Die eigentliche Gesetzgebungskompetenz liegt aber beim Reichstag, der aus zwei Kammern besteht. Seine Beschlüsse müssen von beiden Kammern getragen und gebilligt werden. Das „Volkshaus“ (vielleicht vergleichbar mit dem Bundestag) besteht aus je einem Vertreter für 50.000 Einwohner. Das „Staatenhaus“ – also der Bundesrat – wird zur Hälfte von den Landesregierungen, die ihre Delegierten wählen, beschickt und zur anderen Hälfte von den Landtagen, die ihre Vertreter ernennen. Die Minister sind dem Reichstag Rechenschaft schuldig. Das Reichsgericht ist von der Politik unabhängig, über seine Besetzung soll ein eigenes Gesetz entscheiden und wählen dürfen alle Männer über 25 Jahren in allgemeinen, gleichen, direkten und geheimen Abstimmungen. Frauen haben kein Wahlrecht. Einen Tag nach der Verabschiedung der neuen Verfassung wählt die Nationalversammlung mit knapper Mehrheit den preußischen König Friedrich Wilhelm IV. zum deutschen Kaiser.

Schaubild 2
[Verfassungsentwurf der deutschen Nationalversammlung vom 27. 3. 1849]
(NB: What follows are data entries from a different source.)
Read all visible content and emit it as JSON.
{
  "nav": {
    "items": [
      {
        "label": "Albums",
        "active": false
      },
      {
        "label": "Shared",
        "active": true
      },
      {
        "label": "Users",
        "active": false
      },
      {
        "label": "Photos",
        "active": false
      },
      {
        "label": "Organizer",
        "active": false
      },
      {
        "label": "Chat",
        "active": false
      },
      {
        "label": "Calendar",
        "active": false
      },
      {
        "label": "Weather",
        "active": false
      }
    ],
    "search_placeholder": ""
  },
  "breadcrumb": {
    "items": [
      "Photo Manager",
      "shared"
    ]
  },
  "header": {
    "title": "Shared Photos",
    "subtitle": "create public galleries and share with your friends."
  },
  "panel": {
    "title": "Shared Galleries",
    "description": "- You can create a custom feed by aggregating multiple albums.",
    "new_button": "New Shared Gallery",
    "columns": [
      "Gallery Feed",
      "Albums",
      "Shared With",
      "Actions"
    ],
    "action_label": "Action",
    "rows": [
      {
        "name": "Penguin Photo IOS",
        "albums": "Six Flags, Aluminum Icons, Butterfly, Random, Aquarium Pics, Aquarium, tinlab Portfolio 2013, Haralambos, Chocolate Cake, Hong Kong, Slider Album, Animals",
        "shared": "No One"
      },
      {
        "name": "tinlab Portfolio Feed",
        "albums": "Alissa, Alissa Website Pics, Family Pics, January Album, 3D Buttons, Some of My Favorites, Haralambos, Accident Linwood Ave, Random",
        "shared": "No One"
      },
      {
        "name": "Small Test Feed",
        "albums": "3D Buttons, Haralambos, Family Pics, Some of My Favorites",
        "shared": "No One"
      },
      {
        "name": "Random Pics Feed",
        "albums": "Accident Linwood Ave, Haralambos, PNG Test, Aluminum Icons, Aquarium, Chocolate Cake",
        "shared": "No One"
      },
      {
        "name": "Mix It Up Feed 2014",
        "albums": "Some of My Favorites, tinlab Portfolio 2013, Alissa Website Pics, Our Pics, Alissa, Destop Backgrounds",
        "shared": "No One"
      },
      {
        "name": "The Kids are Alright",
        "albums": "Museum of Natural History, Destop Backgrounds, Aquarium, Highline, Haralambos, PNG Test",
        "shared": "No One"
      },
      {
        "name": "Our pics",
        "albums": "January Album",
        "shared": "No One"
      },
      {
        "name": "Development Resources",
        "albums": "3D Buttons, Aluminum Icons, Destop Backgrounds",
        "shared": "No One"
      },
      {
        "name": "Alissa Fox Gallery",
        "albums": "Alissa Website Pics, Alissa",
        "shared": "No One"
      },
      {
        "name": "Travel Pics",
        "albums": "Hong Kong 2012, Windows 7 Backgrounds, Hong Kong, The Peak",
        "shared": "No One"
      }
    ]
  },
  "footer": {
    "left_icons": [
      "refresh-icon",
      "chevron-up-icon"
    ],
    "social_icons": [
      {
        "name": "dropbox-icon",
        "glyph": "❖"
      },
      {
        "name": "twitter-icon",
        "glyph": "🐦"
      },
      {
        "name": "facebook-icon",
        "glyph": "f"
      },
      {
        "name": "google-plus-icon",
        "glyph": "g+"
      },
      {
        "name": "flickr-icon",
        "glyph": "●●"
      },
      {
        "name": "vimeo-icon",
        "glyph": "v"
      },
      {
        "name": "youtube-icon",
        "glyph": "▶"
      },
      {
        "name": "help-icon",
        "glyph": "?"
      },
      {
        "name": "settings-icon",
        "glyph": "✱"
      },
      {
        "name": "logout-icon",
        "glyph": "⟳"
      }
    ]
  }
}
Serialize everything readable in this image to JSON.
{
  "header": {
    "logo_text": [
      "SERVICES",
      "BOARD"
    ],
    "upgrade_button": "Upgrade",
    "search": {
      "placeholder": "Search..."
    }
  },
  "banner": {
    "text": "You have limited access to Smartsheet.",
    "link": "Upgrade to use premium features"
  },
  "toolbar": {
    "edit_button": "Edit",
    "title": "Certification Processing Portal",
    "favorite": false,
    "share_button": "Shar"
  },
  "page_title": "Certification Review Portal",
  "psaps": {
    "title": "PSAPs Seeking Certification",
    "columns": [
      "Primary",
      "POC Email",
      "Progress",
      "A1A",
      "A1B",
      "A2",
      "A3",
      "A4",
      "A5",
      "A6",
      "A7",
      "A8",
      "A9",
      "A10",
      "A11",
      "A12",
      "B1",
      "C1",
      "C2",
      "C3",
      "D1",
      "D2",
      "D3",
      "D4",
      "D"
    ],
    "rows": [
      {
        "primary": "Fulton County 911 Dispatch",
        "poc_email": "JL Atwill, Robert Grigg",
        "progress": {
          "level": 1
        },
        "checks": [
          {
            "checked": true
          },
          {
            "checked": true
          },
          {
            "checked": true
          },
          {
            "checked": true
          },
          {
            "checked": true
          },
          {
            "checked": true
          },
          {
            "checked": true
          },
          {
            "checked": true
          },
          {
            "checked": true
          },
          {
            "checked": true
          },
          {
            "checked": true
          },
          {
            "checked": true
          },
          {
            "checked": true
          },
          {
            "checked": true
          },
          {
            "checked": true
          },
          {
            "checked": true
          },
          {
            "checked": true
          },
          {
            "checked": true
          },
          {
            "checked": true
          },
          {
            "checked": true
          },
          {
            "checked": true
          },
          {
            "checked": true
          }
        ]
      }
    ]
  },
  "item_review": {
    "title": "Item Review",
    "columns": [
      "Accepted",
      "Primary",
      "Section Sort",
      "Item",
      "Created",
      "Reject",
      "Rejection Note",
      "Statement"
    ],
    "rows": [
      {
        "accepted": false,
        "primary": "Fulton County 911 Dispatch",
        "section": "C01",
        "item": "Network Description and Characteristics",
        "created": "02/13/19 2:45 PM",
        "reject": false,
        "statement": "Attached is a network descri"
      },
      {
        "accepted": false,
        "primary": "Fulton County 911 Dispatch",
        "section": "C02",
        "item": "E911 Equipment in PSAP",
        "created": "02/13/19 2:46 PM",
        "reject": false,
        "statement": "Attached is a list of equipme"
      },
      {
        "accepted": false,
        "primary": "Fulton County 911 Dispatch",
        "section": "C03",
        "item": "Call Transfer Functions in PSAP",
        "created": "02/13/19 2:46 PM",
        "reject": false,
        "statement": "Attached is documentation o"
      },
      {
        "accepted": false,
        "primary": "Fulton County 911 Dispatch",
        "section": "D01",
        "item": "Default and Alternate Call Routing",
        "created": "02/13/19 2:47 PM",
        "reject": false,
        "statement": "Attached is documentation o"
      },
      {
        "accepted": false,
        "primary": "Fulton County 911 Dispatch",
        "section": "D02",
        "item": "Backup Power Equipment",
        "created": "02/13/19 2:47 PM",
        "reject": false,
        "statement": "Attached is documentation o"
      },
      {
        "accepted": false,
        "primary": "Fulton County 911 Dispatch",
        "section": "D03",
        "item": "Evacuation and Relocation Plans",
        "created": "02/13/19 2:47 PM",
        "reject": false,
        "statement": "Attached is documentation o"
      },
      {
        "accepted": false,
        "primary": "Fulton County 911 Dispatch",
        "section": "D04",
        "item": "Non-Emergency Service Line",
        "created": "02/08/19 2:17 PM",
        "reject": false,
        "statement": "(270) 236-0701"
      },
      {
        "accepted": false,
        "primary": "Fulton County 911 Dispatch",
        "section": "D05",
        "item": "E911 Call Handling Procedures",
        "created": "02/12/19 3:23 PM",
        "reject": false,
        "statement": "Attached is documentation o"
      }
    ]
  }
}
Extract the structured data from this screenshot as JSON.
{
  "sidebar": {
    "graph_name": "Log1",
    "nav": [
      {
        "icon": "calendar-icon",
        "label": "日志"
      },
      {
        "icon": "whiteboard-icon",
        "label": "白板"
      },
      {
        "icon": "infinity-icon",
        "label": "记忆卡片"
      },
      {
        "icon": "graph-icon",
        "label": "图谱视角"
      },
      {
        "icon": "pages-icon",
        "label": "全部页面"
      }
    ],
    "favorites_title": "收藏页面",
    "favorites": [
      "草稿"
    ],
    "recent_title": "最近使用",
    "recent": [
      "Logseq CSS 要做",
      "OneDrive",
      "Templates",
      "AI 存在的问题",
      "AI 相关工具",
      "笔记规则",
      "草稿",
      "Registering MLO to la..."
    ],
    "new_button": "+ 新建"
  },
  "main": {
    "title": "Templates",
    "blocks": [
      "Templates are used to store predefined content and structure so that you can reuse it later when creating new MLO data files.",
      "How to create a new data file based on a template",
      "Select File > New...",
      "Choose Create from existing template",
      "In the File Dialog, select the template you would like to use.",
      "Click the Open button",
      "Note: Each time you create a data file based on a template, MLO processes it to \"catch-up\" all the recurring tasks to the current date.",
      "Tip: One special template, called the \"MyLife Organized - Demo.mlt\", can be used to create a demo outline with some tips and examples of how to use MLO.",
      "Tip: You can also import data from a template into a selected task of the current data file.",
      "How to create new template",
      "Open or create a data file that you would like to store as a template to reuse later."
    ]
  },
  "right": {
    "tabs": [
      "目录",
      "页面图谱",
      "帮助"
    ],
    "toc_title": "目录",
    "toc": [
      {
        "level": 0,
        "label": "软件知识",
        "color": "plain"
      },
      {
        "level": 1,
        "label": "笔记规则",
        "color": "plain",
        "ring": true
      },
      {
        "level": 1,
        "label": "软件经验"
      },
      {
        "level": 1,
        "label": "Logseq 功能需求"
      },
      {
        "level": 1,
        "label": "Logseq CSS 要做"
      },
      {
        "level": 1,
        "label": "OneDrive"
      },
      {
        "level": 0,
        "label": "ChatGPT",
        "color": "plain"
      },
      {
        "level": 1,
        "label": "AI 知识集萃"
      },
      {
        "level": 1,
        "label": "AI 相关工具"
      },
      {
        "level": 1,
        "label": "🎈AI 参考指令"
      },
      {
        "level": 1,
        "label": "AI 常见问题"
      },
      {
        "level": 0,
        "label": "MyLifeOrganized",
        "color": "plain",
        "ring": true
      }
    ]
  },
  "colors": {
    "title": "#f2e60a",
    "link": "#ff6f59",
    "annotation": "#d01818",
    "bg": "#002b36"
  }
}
Mit diesem Votum in der Tasche machen sich am 3. April 1849 mehr als 30 Delegierte der Nationalversammlung auf den Weg zum preußischen König nach Berlin. Friedrich Wilhelm IV. nimmt seine Wahl zum deutschen Kaiser mit freundlichen Worten zur Kenntnis und bittet um Bedenkzeit. Aber seine Entscheidung steht schon lange fest. „Dieses Ding“, wie er die Kaiserkrone nennt, nimmt er nicht an. Seine Gründe hat er dem Abgeordneten Ernst Moritz Arndt schon kurz vorher anvertraut:
„Das Ding, von dem wir reden, trägt nicht das Zeichen des heiligen Kreuzes, drückt nicht den Stempel ‚von Gottes Gnaden‘ aufs Haupt, ist keine Krone. Es ist das eiserne Halsband der Knechtschaft, durch welches der Sohn von mehr als 24 Regenten, Kurfürsten und Königen, das Haupt von 16 Millionen, der Herr des treuesten und tapfersten Heeres der Welt der Revolution zum Leibeigenen gemacht werden würde.“
Friedrich Wilhelm IV. will nicht von der „Kanaille“ gekrönt werden. Diese leichtfertige Abweisung des Wunsches der Nationalversammlung ist aber weit mehr als nur die starrsinnige Haltung eines preußischen Potentaten. Der König von Preußen vergibt mit seiner Ablehnung den Deutschen die letzte Chance sich friedlich in einem gemeinsamen Staat zu vereinen. Ihm ist das sicher nicht bewusst gewesen, aber in der historischen Rückschau erweist sich seine Haltung als fatal. Dem Parlament gegenüber verweist Friedrich Wilhelm IV. auf die Ablehnung seiner Regentschaft durch sämtliche europäischen Herrscher, die in einer neuen kaiserlichen deutschen Großmacht – nach bekanntem Strickmuster – nur einen lästigen Konkurrenten sehen und ihn vermutlich alsbald in einen Krieg verwickeln würden. Weit mehr aber zählt, dass Friedrich Wilhelm IV. kein Bürgermonarch ist. Einer durch das Parlament bewerkstelligten deutschen Einheit ist damit der Weg versperrt, jetzt bleibt nur noch die Vereinigung von oben - durch die deutschen Fürsten. Diese „Einheit“ wird der Bruder und Nachfolger Friedrich Wilhelms IV. 1871 mit Hilfe des „eisernen Kanzlers“ Otto von Bismarck ebenso prunkvoll wie gewaltsam inszenieren.